= The Streets of New York (musical) =

1963 musical

The Streets of New York is a musical with book and lyrics by Barry Alan Grael and music by Richard B. Chodosh. Based on the play of the same name by Dion Boucicault, it was originally written for the 1948 Varsity Show at Columbia University, with music by Chodosh and Philip Springer and book by Alan Koehler and Joseph Meredith. After its premiere, it was revived three times for the Varsity Show in 1952, 1958, and 1961. Due to its success, a new book was written for it by Gael, also a student at Columbia, while Chodosh added new music to it. This edited version opened on October 29, 1963 at the Maidman Playhouse.

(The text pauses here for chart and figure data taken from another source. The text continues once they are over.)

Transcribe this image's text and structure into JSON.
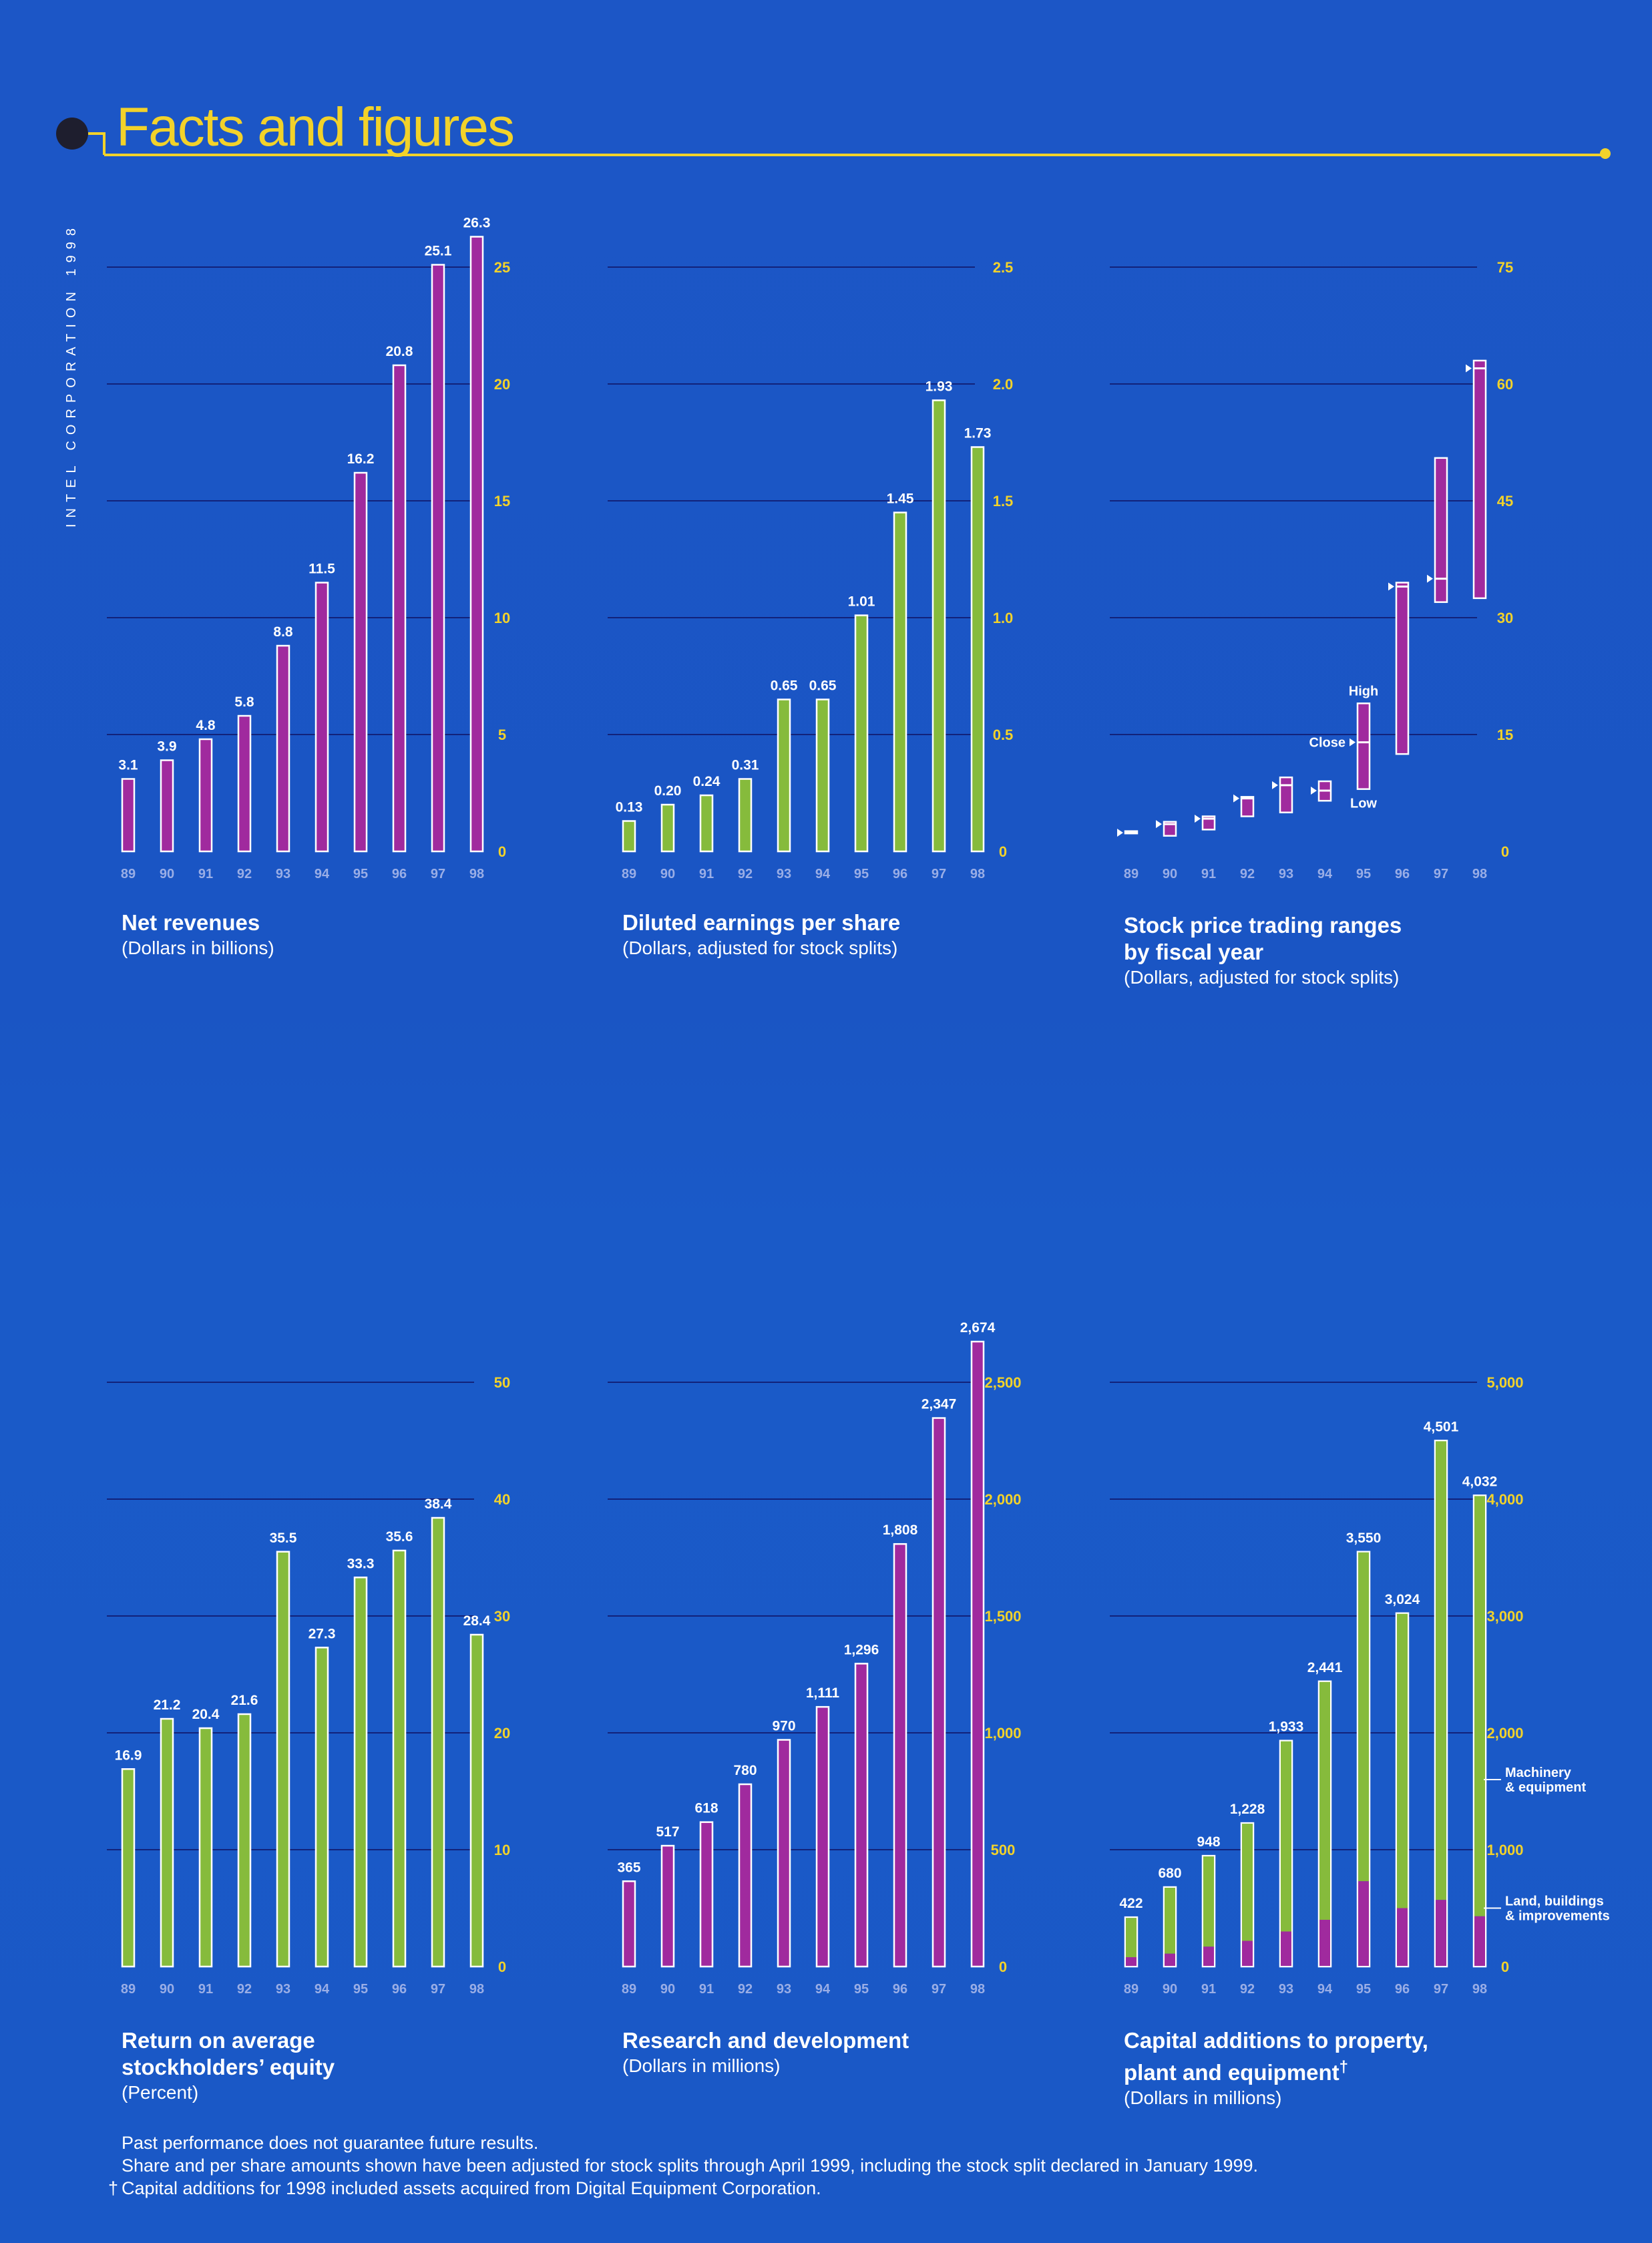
{
  "side_label": "INTEL CORPORATION 1998",
  "page_title": "Facts and figures",
  "colors": {
    "magenta": "#a02a9e",
    "green": "#86bb3c",
    "axis_tick": "#f2d22a",
    "year_label": "#9aaee6",
    "grid": "#12227a"
  },
  "chart_data": [
    {
      "type": "bar",
      "title": "Net revenues",
      "subtitle": "(Dollars in billions)",
      "categories": [
        "89",
        "90",
        "91",
        "92",
        "93",
        "94",
        "95",
        "96",
        "97",
        "98"
      ],
      "values": [
        3.1,
        3.9,
        4.8,
        5.8,
        8.8,
        11.5,
        16.2,
        20.8,
        25.1,
        26.3
      ],
      "labels": [
        "3.1",
        "3.9",
        "4.8",
        "5.8",
        "8.8",
        "11.5",
        "16.2",
        "20.8",
        "25.1",
        "26.3"
      ],
      "color": "magenta",
      "ylim": [
        0,
        25
      ],
      "yticks": [
        0,
        5,
        10,
        15,
        20,
        25
      ],
      "ytick_labels": [
        "0",
        "5",
        "10",
        "15",
        "20",
        "25"
      ],
      "grid": true
    },
    {
      "type": "bar",
      "title": "Diluted earnings per share",
      "subtitle": "(Dollars, adjusted for stock splits)",
      "categories": [
        "89",
        "90",
        "91",
        "92",
        "93",
        "94",
        "95",
        "96",
        "97",
        "98"
      ],
      "values": [
        0.13,
        0.2,
        0.24,
        0.31,
        0.65,
        0.65,
        1.01,
        1.45,
        1.93,
        1.73
      ],
      "labels": [
        "0.13",
        "0.20",
        "0.24",
        "0.31",
        "0.65",
        "0.65",
        "1.01",
        "1.45",
        "1.93",
        "1.73"
      ],
      "color": "green",
      "ylim": [
        0,
        2.5
      ],
      "yticks": [
        0,
        0.5,
        1.0,
        1.5,
        2.0,
        2.5
      ],
      "ytick_labels": [
        "0",
        "0.5",
        "1.0",
        "1.5",
        "2.0",
        "2.5"
      ],
      "grid": true
    },
    {
      "type": "range",
      "title": "Stock price trading ranges\nby fiscal year",
      "subtitle": "(Dollars, adjusted for stock splits)",
      "categories": [
        "89",
        "90",
        "91",
        "92",
        "93",
        "94",
        "95",
        "96",
        "97",
        "98"
      ],
      "low": [
        2.3,
        2.0,
        2.8,
        4.5,
        5.0,
        6.5,
        8.0,
        12.5,
        32.0,
        32.5
      ],
      "high": [
        2.6,
        3.8,
        4.5,
        7.0,
        9.5,
        9.0,
        19.0,
        34.5,
        50.5,
        63.0
      ],
      "close": [
        2.4,
        3.5,
        4.2,
        6.8,
        8.5,
        7.8,
        14.0,
        34.0,
        35.0,
        62.0
      ],
      "annotations": [
        "High",
        "Close",
        "Low"
      ],
      "color": "magenta",
      "ylim": [
        0,
        75
      ],
      "yticks": [
        0,
        15,
        30,
        45,
        60,
        75
      ],
      "ytick_labels": [
        "0",
        "15",
        "30",
        "45",
        "60",
        "75"
      ],
      "grid": true
    },
    {
      "type": "bar",
      "title": "Return on average\nstockholders’ equity",
      "subtitle": "(Percent)",
      "categories": [
        "89",
        "90",
        "91",
        "92",
        "93",
        "94",
        "95",
        "96",
        "97",
        "98"
      ],
      "values": [
        16.9,
        21.2,
        20.4,
        21.6,
        35.5,
        27.3,
        33.3,
        35.6,
        38.4,
        28.4
      ],
      "labels": [
        "16.9",
        "21.2",
        "20.4",
        "21.6",
        "35.5",
        "27.3",
        "33.3",
        "35.6",
        "38.4",
        "28.4"
      ],
      "color": "green",
      "ylim": [
        0,
        50
      ],
      "yticks": [
        0,
        10,
        20,
        30,
        40,
        50
      ],
      "ytick_labels": [
        "0",
        "10",
        "20",
        "30",
        "40",
        "50"
      ],
      "grid": true
    },
    {
      "type": "bar",
      "title": "Research and development",
      "subtitle": "(Dollars in millions)",
      "categories": [
        "89",
        "90",
        "91",
        "92",
        "93",
        "94",
        "95",
        "96",
        "97",
        "98"
      ],
      "values": [
        365,
        517,
        618,
        780,
        970,
        1111,
        1296,
        1808,
        2347,
        2674
      ],
      "labels": [
        "365",
        "517",
        "618",
        "780",
        "970",
        "1,111",
        "1,296",
        "1,808",
        "2,347",
        "2,674"
      ],
      "color": "magenta",
      "ylim": [
        0,
        2500
      ],
      "yticks": [
        0,
        500,
        1000,
        1500,
        2000,
        2500
      ],
      "ytick_labels": [
        "0",
        "500",
        "1,000",
        "1,500",
        "2,000",
        "2,500"
      ],
      "grid": true
    },
    {
      "type": "stacked_bar",
      "title": "Capital additions to property,\nplant and equipment",
      "title_mark": "†",
      "subtitle": "(Dollars in millions)",
      "categories": [
        "89",
        "90",
        "91",
        "92",
        "93",
        "94",
        "95",
        "96",
        "97",
        "98"
      ],
      "totals": [
        422,
        680,
        948,
        1228,
        1933,
        2441,
        3550,
        3024,
        4501,
        4032
      ],
      "labels": [
        "422",
        "680",
        "948",
        "1,228",
        "1,933",
        "2,441",
        "3,550",
        "3,024",
        "4,501",
        "4,032"
      ],
      "series": [
        {
          "name": "Land, buildings\n& improvements",
          "color": "magenta",
          "values": [
            80,
            110,
            170,
            220,
            300,
            400,
            730,
            500,
            570,
            430
          ]
        },
        {
          "name": "Machinery\n& equipment",
          "color": "green",
          "values": [
            342,
            570,
            778,
            1008,
            1633,
            2041,
            2820,
            2524,
            3931,
            3602
          ]
        }
      ],
      "ylim": [
        0,
        5000
      ],
      "yticks": [
        0,
        1000,
        2000,
        3000,
        4000,
        5000
      ],
      "ytick_labels": [
        "0",
        "1,000",
        "2,000",
        "3,000",
        "4,000",
        "5,000"
      ],
      "grid": true
    }
  ],
  "footnotes": {
    "line1": "Past performance does not guarantee future results.",
    "line2": "Share and per share amounts shown have been adjusted for stock splits through April 1999, including the stock split declared in January 1999.",
    "dagger": "†",
    "line3": "Capital additions for 1998 included assets acquired from Digital Equipment Corporation."
  }
}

The play was a "critical and popular hit", with nearly unanimously favorable reviews. Howard Taubman praised the production in The New York Times, writing that "Barry Alan Grael's lyrics are nimble and occasionally witty, and Richard B. Chodosh's music sustains the mood of well-bred spoofing," though he criticized the Boucicault story the musical was adapted from. Newsweek called the show "the brightest musical of this season and maybe next."

The Streets of New York ran for over ten months, with 318 performances, and was awarded a 1964 Drama Desk Special Award. In December 1963, it became the first musical and the first off-Broadway production to be taped and aired on pay television.